Apart from being an attractive and tall plant, Supari has several medicinal properties and usages. The betel-nuts of the plant are extensively used throughout South Asia as an appetizer and digestive. The people chew them either alone or with betel leaves, lime paste and spices like cloves and other ingredients. The betel-nuts are said to have the capabilities of sweetening the breath, strengthening the gums and acting as a stimulant. The juice of the tender fruits of Supari is used as a laxative and the powdered nuts are prescribed in the treatment of diarrhoea and urinary disorders. They are also considered useful as an external application for ulcers and skin diseases. The people use a paste of the dry betel-nut powder as a dentifrice.

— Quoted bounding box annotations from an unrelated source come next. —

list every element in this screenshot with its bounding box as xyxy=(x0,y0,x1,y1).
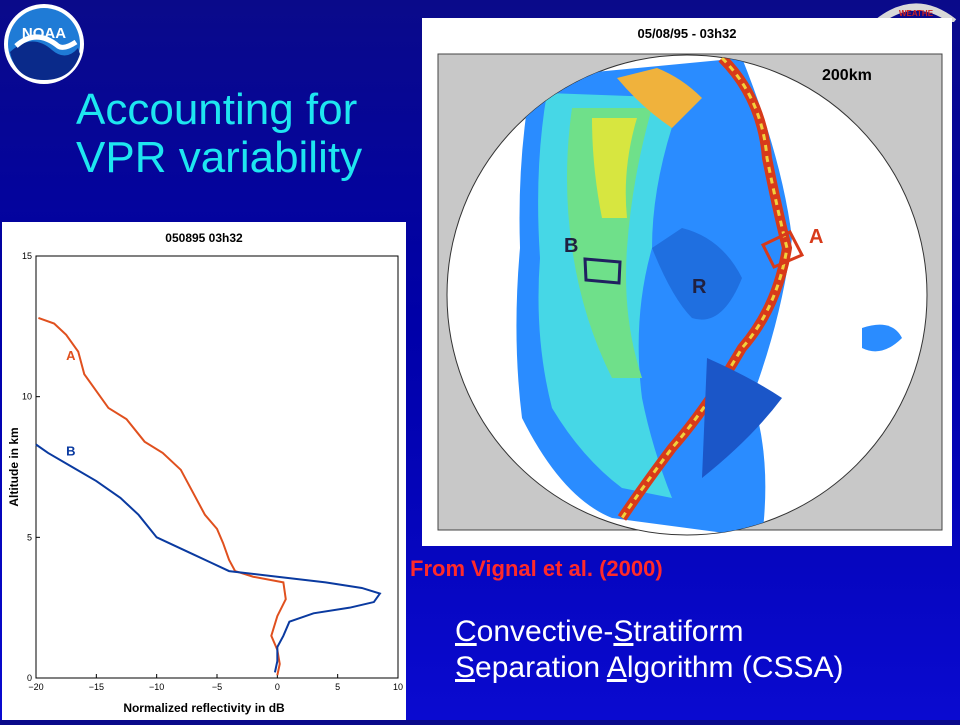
slide-title-line1: Accounting for xyxy=(76,85,358,134)
profile-line-b xyxy=(35,443,382,673)
cssa-lgorithm: lgorithm (CSSA) xyxy=(626,651,844,684)
radar-title: 05/08/95 - 03h32 xyxy=(637,26,736,41)
vpr-profile-chart: 050895 03h32 Normalized reflectivity in … xyxy=(2,222,406,720)
x-tick-label: −15 xyxy=(89,682,104,692)
box-a xyxy=(760,230,805,269)
profile-label-a: A xyxy=(66,348,76,363)
weather-service-logo-icon: WEATHE xyxy=(875,3,957,22)
cssa-s1: S xyxy=(613,615,634,648)
label-r: R xyxy=(692,276,707,298)
chart-title: 050895 03h32 xyxy=(165,231,243,245)
x-tick-label: 10 xyxy=(393,682,403,692)
y-axis-label: Altitude in km xyxy=(7,427,21,506)
y-tick-label: 15 xyxy=(22,251,32,261)
source-credit: From Vignal et al. (2000) xyxy=(410,556,663,581)
profile-line-a xyxy=(38,316,287,676)
y-tick-label: 0 xyxy=(27,673,32,683)
cssa-a: A xyxy=(606,651,627,684)
cssa-line2: Separation Algorithm (CSSA) xyxy=(455,650,844,686)
radar-map: 05/08/95 - 03h32 200km B A R xyxy=(437,26,943,536)
cssa-line1: Convective-Stratiform xyxy=(455,614,844,650)
noaa-logo-text: NOAA xyxy=(22,25,66,42)
radar-scale: 200km xyxy=(822,67,872,84)
noaa-logo-icon: NOAA xyxy=(4,4,84,84)
radar-image: 05/08/95 - 03h32 200km B A R xyxy=(422,18,952,546)
x-tick-label: −10 xyxy=(149,682,164,692)
vpr-chart-svg: 050895 03h32 Normalized reflectivity in … xyxy=(7,231,403,715)
x-axis-label: Normalized reflectivity in dB xyxy=(123,701,285,715)
slide-title: Accounting for VPR variability xyxy=(76,86,362,182)
cssa-caption: Convective-Stratiform Separation Algorit… xyxy=(455,614,844,686)
x-tick-label: −5 xyxy=(212,682,222,692)
x-tick-label: 5 xyxy=(335,682,340,692)
y-tick-label: 10 xyxy=(22,392,32,402)
x-tick-label: 0 xyxy=(275,682,280,692)
weather-logo-text: WEATHE xyxy=(899,9,934,18)
cssa-s2: S xyxy=(455,651,476,684)
plot-frame xyxy=(35,255,399,679)
slide-title-line2: VPR variability xyxy=(76,133,363,182)
cssa-eparation: eparation xyxy=(475,651,607,684)
cssa-tratiform: tratiform xyxy=(633,615,744,648)
cssa-c: C xyxy=(455,615,477,648)
profile-label-b: B xyxy=(66,444,75,459)
x-tick-label: −20 xyxy=(28,682,43,692)
label-b: B xyxy=(564,235,578,257)
cssa-onvective: onvective- xyxy=(476,615,614,648)
box-b xyxy=(583,257,622,285)
label-a: A xyxy=(809,226,823,248)
y-tick-label: 5 xyxy=(27,532,32,542)
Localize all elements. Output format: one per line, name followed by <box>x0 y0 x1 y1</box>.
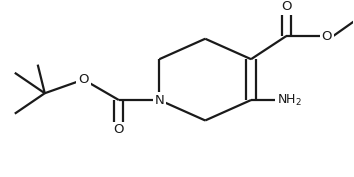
Text: O: O <box>114 124 124 136</box>
Text: O: O <box>322 30 332 42</box>
Text: N: N <box>154 93 164 107</box>
Text: O: O <box>281 0 292 13</box>
Text: O: O <box>78 73 89 86</box>
Text: NH$_2$: NH$_2$ <box>277 93 302 108</box>
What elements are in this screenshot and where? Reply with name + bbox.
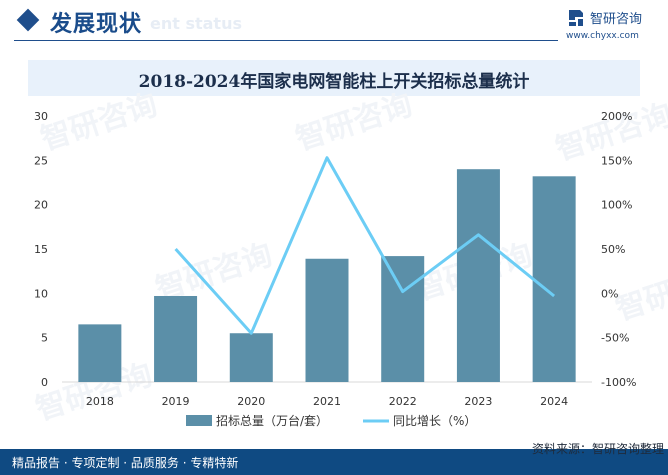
y-right-tick-label: 200% bbox=[601, 110, 632, 123]
watermark-text: 智研咨询 bbox=[37, 87, 162, 157]
source-note: 资料来源：智研咨询整理 bbox=[531, 442, 664, 456]
x-tick-label: 2022 bbox=[389, 395, 417, 408]
legend: 招标总量（万台/套） 同比增长（%） bbox=[186, 413, 476, 428]
legend-line-label: 同比增长（%） bbox=[393, 414, 476, 428]
x-tick-label: 2020 bbox=[237, 395, 265, 408]
watermark-text: 智研咨询 bbox=[612, 257, 668, 327]
footer-bar: 精品报告 · 专项定制 · 品质服务 · 专精特新 资料来源：智研咨询整理 bbox=[0, 442, 668, 475]
bar-2021 bbox=[305, 258, 349, 382]
bar-2024 bbox=[532, 176, 576, 382]
x-tick-label: 2021 bbox=[313, 395, 341, 408]
x-tick-label: 2019 bbox=[162, 395, 190, 408]
y-right-tick-label: 50% bbox=[601, 243, 625, 256]
legend-bar-swatch bbox=[186, 415, 212, 426]
y-left-tick-label: 20 bbox=[34, 199, 48, 212]
x-axis: 2018 2019 2020 2021 2022 2023 2024 bbox=[86, 395, 568, 408]
bar-series bbox=[78, 169, 576, 382]
y-left-tick-label: 0 bbox=[41, 376, 48, 389]
footer-slogan: 精品报告 · 专项定制 · 品质服务 · 专精特新 bbox=[12, 456, 239, 470]
y-left-tick-label: 10 bbox=[34, 287, 48, 300]
y-left-tick-label: 25 bbox=[34, 154, 48, 167]
x-tick-label: 2023 bbox=[464, 395, 492, 408]
line-series bbox=[174, 156, 556, 335]
chart-title: 2018-2024年国家电网智能柱上开关招标总量统计 bbox=[138, 72, 530, 92]
bar-2023 bbox=[456, 169, 500, 382]
legend-bar-label: 招标总量（万台/套） bbox=[216, 413, 328, 428]
x-tick-label: 2018 bbox=[86, 395, 114, 408]
y-right-tick-label: 150% bbox=[601, 154, 632, 167]
page-title: 发展现状 bbox=[50, 12, 143, 37]
y-left-axis: 0 5 10 15 20 25 30 bbox=[34, 110, 48, 389]
y-left-tick-label: 5 bbox=[41, 332, 48, 345]
header-divider bbox=[14, 40, 558, 41]
y-right-tick-label: 100% bbox=[601, 199, 632, 212]
section-header: ent status 发展现状 智研咨询 www.chyxx.com bbox=[0, 0, 668, 44]
y-right-tick-label: -50% bbox=[601, 332, 629, 345]
brand-url: www.chyxx.com bbox=[566, 31, 639, 41]
x-tick-label: 2024 bbox=[540, 395, 568, 408]
chart-title-band: 2018-2024年国家电网智能柱上开关招标总量统计 bbox=[28, 60, 640, 96]
y-right-axis: -100% -50% 0% 50% 100% 150% 200% bbox=[601, 110, 636, 389]
y-right-tick-label: -100% bbox=[601, 376, 636, 389]
watermark-text: 智研咨询 bbox=[292, 87, 417, 157]
bar-2019 bbox=[154, 295, 198, 382]
bar-2022 bbox=[381, 256, 425, 382]
zhiyan-logo-icon bbox=[569, 10, 583, 26]
y-left-tick-label: 30 bbox=[34, 110, 48, 123]
brand-name: 智研咨询 bbox=[590, 12, 643, 27]
bar-2018 bbox=[78, 324, 122, 382]
growth-line bbox=[174, 156, 556, 335]
bar-2020 bbox=[229, 333, 273, 382]
y-right-tick-label: 0% bbox=[601, 287, 618, 300]
y-left-tick-label: 15 bbox=[34, 243, 48, 256]
brand-logo: 智研咨询 www.chyxx.com bbox=[566, 8, 666, 44]
header-ghost-text: ent status bbox=[150, 14, 242, 33]
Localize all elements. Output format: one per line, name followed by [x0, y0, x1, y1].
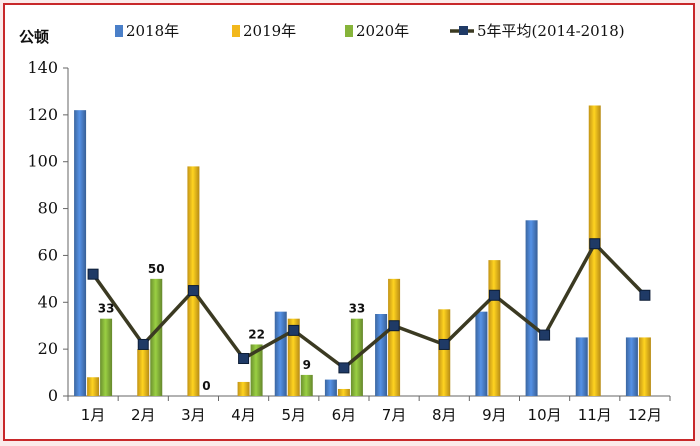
- data-label: 0: [202, 379, 210, 393]
- y-tick-label: 100: [27, 152, 58, 171]
- legend-label: 2018年: [126, 22, 179, 40]
- y-tick-label: 60: [38, 245, 58, 264]
- data-label: 50: [148, 262, 165, 276]
- data-label: 33: [98, 302, 115, 316]
- legend-swatch-2020年: [345, 25, 353, 37]
- average-marker-9月: [488, 289, 500, 301]
- legend-swatch-2019年: [232, 25, 240, 37]
- average-line: [91, 241, 647, 370]
- y-tick-label: 80: [38, 199, 58, 218]
- x-tick-label: 6月: [332, 406, 357, 424]
- average-marker-2月: [137, 338, 149, 350]
- x-tick-label: 12月: [628, 406, 662, 424]
- average-marker-12月: [639, 289, 651, 301]
- x-tick-label: 1月: [81, 406, 106, 424]
- x-tick-label: 5月: [281, 406, 306, 424]
- bar-2019年-9月: [488, 260, 501, 396]
- bar-2020年-1月: [100, 318, 113, 396]
- x-tick-label: 11月: [578, 406, 612, 424]
- y-tick-label: 120: [27, 105, 58, 124]
- average-marker-10月: [539, 329, 551, 341]
- y-tick-label: 0: [48, 386, 58, 405]
- x-tick-label: 4月: [231, 406, 256, 424]
- average-marker-4月: [238, 353, 250, 365]
- bar-2018年-5月: [274, 311, 287, 396]
- legend-label: 2020年: [356, 22, 409, 40]
- y-axis-unit-label: 公顿: [19, 28, 49, 46]
- bar-2019年-5月: [287, 318, 300, 396]
- average-marker-1月: [87, 268, 99, 280]
- bar-2018年-7月: [375, 314, 388, 396]
- bar-2020年-4月: [250, 344, 263, 396]
- average-marker-11月: [589, 238, 601, 250]
- bar-2019年-12月: [638, 337, 651, 396]
- bar-2018年-12月: [625, 337, 638, 396]
- data-label: 9: [303, 358, 311, 372]
- legend-swatch-2018年: [115, 25, 123, 37]
- data-label: 33: [349, 302, 366, 316]
- bar-2020年-5月: [300, 374, 313, 396]
- x-tick-label: 7月: [382, 406, 407, 424]
- bar-2020年-2月: [150, 278, 163, 396]
- average-marker-5月: [288, 324, 300, 336]
- bar-2018年-11月: [575, 337, 588, 396]
- bar-2019年-6月: [337, 388, 350, 396]
- bar-2019年-11月: [588, 105, 601, 396]
- bar-2018年-6月: [324, 379, 337, 396]
- y-tick-label: 20: [38, 339, 58, 358]
- legend: 2018年 2019年 2020年 5年平均(2014-2018): [115, 22, 625, 40]
- plot-area: 0 20 40 60 80 100 120 140 1月 2月 3月 4月 5月 6月 7月 8月 9月 10月 1…: [27, 58, 671, 424]
- average-marker-7月: [388, 320, 400, 332]
- bar-2018年-10月: [525, 220, 538, 396]
- average-marker-8月: [438, 338, 450, 350]
- bar-2019年-4月: [237, 381, 250, 396]
- bar-2018年-1月: [74, 110, 87, 397]
- y-tick-label: 40: [38, 292, 58, 311]
- data-label: 22: [248, 327, 265, 341]
- x-tick-label: 8月: [432, 406, 457, 424]
- x-tick-label: 2月: [131, 406, 156, 424]
- bar-2019年-8月: [438, 309, 451, 396]
- legend-marker-swatch: [459, 26, 468, 35]
- bar-2019年-7月: [388, 278, 401, 396]
- bar-2019年-2月: [137, 349, 150, 396]
- legend-label: 5年平均(2014-2018): [477, 22, 625, 40]
- bar-2019年-1月: [87, 377, 100, 396]
- bar-2019年-3月: [187, 166, 200, 396]
- bar-2018年-9月: [475, 311, 488, 396]
- average-marker-6月: [338, 362, 350, 374]
- average-marker-3月: [187, 285, 199, 297]
- x-tick-label: 3月: [181, 406, 206, 424]
- x-tick-label: 10月: [528, 406, 562, 424]
- x-tick-label: 9月: [482, 406, 507, 424]
- legend-label: 2019年: [243, 22, 296, 40]
- y-tick-label: 140: [27, 58, 58, 77]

In Ayurveda, the fruit of Supari is used for treating the polyuria and gynaecological disorders, haemorrhage and diseases of the nervous system. Both the roots and seed kernels of the plant are used medicinally, in Siddha. In the Unani medicinal system, the nut is considered as digestive, astringent, diuretic, cardiotonic and emmenagogue, and is widely used ion the treatment of inflammation of the eyes, giddiness and gleet. The young leaves of the plant can be eaten as a vegetable or in salads and they are also used for treating cough and bronchial troubles. A mixture of the juice of the tender leaves of Supari and oil is commonly used as an application for lumbago. Apart from that, a decoction of the roots is also reportedly considered as a cure for sore lips and the roots are used to treat liver disorders, as well.
Indian people use the bark of Supari as a deobstruent for treating flatulence, dropsy and choleric affections. However, he plant has some harmful properties as well. The doctors suggest that the chewing of betel-nuts of this plant is an inducing factor for mouth cancer, possibly due to their high tannin content. Apart from that, the unripe fruits are also poisonous and believed to be harmful to the eyesight.